1There is not such thing as art there are just artists.
2CatherinaZavodnik has a a Master’s in graphic art and Bachelor’s degree in design and is currently finishing her second Master’s degree in painting at the Academy of Fine Arts and Design in Ljubljana. She has already presented her work in Slovenia and abroad in various group and independent exhibitions, and she also published an extensive graphic collection titled Hommage à Gian Lorenzo Bernini (in 2007).

 

ZOJA – Slovenian Painting for 1.000.000,24 €

There are people who think that it is hard to set value of art, that art is timeless, ethereal, and full of inspiration somewhere in the sterile landscape of aesthetic measures. And since it is not possible to estimate its value, then it is supposed to be for free. An artist is an exception in the world where everyone charges everything. Especially Slovenian artists. They should be happy to save enough money for canvas and colours. And to charge for their work seems almost like a scandal. Art has no price, especially if instead of a painting of a young Slovenian artist we decide to hang up on the wall a reproduction we have bought in supermarket just for a few coins.
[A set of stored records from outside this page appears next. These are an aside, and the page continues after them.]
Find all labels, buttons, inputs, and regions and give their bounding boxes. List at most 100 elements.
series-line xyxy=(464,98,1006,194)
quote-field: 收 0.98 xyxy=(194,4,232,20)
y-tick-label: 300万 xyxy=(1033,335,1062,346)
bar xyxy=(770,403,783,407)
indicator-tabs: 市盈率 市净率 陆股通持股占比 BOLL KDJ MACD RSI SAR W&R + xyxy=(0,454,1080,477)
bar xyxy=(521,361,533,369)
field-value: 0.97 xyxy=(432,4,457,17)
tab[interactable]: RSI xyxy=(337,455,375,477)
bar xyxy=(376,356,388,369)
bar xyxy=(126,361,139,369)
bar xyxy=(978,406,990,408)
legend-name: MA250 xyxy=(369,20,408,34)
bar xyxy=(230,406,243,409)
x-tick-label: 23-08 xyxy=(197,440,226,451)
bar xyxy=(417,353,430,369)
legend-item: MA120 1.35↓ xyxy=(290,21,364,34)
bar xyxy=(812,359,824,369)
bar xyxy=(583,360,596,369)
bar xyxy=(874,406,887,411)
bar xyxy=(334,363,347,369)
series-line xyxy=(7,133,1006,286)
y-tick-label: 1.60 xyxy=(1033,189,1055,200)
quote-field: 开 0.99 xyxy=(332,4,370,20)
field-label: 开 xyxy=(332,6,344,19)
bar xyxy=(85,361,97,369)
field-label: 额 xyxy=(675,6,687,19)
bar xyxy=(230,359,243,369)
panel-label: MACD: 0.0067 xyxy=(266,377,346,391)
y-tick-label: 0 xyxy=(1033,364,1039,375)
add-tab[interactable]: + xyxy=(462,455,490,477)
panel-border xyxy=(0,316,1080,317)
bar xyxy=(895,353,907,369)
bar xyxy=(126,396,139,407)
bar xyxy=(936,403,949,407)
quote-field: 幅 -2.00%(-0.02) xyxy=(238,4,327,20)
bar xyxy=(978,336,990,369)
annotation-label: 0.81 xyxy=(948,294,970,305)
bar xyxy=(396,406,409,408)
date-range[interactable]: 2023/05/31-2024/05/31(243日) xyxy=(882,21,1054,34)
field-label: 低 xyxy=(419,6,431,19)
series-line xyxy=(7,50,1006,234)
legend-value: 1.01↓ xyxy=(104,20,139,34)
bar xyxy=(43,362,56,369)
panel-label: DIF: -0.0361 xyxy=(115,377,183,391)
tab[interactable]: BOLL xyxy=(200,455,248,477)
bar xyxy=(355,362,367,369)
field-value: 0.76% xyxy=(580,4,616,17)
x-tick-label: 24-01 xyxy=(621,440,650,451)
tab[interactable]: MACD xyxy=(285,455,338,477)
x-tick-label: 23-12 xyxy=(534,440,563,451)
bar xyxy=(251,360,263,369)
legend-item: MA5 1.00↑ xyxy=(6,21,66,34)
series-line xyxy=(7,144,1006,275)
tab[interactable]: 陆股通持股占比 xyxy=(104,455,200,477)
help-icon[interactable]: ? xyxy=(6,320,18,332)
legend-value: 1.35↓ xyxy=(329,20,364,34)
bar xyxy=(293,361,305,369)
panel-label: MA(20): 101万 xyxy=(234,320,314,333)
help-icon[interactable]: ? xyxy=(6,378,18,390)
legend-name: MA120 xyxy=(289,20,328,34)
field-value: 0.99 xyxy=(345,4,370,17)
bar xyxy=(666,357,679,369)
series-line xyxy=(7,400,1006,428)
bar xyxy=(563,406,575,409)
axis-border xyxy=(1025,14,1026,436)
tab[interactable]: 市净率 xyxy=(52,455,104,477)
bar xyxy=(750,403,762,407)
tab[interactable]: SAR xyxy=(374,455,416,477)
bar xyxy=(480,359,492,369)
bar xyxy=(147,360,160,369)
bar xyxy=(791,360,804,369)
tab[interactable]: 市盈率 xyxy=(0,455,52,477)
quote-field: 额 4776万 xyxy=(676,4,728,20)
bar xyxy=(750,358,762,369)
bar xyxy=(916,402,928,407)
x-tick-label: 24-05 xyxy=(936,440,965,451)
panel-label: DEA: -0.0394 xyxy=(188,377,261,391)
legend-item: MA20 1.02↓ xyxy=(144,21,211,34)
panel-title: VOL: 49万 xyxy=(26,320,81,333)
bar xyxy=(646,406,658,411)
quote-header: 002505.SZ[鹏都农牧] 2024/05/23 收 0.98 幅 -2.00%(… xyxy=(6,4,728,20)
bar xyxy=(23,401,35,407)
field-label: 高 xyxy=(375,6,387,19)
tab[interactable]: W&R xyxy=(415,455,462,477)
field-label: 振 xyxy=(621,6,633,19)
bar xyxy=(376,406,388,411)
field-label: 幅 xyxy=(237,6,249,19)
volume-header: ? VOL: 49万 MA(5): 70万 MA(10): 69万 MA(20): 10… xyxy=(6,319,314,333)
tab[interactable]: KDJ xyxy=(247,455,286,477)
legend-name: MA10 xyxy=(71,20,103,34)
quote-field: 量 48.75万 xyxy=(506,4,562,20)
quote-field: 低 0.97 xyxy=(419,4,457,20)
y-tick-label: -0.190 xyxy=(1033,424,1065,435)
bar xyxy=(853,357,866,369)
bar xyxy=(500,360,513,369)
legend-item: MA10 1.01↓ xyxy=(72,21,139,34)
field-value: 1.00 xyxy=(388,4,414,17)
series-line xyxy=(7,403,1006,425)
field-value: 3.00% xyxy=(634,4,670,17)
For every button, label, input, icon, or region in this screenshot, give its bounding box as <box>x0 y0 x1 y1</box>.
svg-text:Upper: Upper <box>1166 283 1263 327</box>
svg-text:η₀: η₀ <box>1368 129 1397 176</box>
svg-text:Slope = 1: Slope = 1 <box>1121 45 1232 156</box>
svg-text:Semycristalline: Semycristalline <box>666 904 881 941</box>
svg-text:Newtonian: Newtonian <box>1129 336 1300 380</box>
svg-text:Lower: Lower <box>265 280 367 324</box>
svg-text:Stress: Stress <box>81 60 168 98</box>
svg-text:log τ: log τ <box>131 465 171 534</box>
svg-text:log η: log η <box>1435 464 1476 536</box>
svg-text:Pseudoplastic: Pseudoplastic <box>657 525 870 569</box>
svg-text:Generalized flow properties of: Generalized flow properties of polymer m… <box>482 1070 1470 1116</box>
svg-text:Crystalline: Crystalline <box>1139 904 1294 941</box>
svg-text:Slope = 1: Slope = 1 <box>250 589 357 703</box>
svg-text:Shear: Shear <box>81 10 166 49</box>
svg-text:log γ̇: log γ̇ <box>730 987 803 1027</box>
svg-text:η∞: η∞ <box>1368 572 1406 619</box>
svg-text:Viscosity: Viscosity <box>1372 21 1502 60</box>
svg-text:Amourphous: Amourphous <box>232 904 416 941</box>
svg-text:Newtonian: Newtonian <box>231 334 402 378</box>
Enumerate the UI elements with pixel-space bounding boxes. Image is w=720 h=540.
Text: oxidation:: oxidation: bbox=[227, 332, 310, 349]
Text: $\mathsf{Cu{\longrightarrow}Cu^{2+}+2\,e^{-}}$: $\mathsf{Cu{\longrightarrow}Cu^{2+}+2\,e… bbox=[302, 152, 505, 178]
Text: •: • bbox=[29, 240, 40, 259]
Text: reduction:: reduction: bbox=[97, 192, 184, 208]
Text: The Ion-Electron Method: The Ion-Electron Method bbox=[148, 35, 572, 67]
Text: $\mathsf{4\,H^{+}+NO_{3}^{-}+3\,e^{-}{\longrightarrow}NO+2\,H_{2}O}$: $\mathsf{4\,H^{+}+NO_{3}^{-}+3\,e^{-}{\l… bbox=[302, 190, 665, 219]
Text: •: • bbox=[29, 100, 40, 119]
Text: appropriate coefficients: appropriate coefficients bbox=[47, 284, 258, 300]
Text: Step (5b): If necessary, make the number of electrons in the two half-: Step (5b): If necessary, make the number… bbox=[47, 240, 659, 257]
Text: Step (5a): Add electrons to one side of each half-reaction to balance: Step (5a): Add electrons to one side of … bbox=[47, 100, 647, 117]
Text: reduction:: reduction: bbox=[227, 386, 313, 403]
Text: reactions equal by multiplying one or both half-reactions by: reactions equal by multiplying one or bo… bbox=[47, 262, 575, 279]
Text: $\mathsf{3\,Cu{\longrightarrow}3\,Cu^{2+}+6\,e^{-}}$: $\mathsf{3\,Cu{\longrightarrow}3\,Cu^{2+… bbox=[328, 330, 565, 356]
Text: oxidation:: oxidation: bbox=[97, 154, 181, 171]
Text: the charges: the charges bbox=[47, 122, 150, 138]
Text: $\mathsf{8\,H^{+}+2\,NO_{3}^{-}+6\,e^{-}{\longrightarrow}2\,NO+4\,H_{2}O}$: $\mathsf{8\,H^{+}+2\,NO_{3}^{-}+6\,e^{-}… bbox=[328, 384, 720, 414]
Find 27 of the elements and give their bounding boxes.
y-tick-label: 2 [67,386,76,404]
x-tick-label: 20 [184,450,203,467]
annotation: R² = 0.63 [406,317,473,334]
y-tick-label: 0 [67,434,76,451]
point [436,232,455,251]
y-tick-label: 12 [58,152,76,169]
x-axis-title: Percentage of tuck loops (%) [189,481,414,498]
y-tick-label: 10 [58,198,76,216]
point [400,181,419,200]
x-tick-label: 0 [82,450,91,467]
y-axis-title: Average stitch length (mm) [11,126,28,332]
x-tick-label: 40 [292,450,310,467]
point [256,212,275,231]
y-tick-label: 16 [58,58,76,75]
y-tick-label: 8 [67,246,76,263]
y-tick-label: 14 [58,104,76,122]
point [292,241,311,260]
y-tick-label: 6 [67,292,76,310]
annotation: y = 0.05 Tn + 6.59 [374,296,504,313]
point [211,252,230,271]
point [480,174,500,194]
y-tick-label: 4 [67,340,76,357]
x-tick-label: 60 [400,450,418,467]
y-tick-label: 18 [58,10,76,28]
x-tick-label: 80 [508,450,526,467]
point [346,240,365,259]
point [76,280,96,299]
And we saved some money… So, what have we lost?

At the same time we are witnessing a wild fetishisation of art, which is becoming more and more intended only for “consecrated”. We are not even allowed to touch it. For the rest of us there is turbo-folk, societies for country women and girls, and sponsored exhibitions in front of the ticket office. That’s it. That is what we are allowed to consummate and slowly languish. Art critics are right to be indignant at Slovenian art market: we have artists that could be compared to anybody just anywhere in the world, but we have nobody to pave their way. Slovenian collectors appreciate only “the names”, while despites their enthusiasm numerous small private galleries can not perform their role.

But, what could be done? How could works of art from young artists get their value? We have decided for a brave, but somewhat risky move. We decided to set the price ourselves. Overbearing behaviour? Maybe, but do we have any other possibility to drawl public attention to underestimation of artistic works? We are selling the painting ZOJA – With Your Perfume impregnated, half in Dream of Catherina Zavodnik for no less than € 1,000,000.24. We are aware of the fact that the price is “unreal”, utopian and exaggerated. But we are sure of one thing: there is a slight, but realistic chance for the painting to be sold. Due to a simple fact that the amount someone is prepared to pay for a “piece of art” depends on how much it means to him/her.

Since it is hard to believe that anybody would actually buy the painting, we will provide that visitors will have the possibility to pay negligible amounts for reproduction of the painting or for purchasing the image for background of their cell phone. And this is what matters. We would like to draw attention of the public to the mysterious relations between expensive – cheap, original – copy and to persuade people to ask themselves what is the »realistic« value of the painting. Has art its value on the market or is it just a hobby of a handful of enthusiastic collectors? However we won’t be stopping there. We plan to exhibit the painting in bigger cities around Slovenia in the following two years.

The second exhibition was in Galeria Severia in Koper. Maybe it will sound too ambitious, but we will try to launch the painting as the most recognisable Slovenian work of art outside the narrow circle of artistic profession. The purpose is simple. Would such painting be worth more or less? Would it get better or worse artistic critics? Answers won’t be simple, but interesting. And at the same time this is the way to promote young Slovenian authors and art itself. And this is the key objective of our project.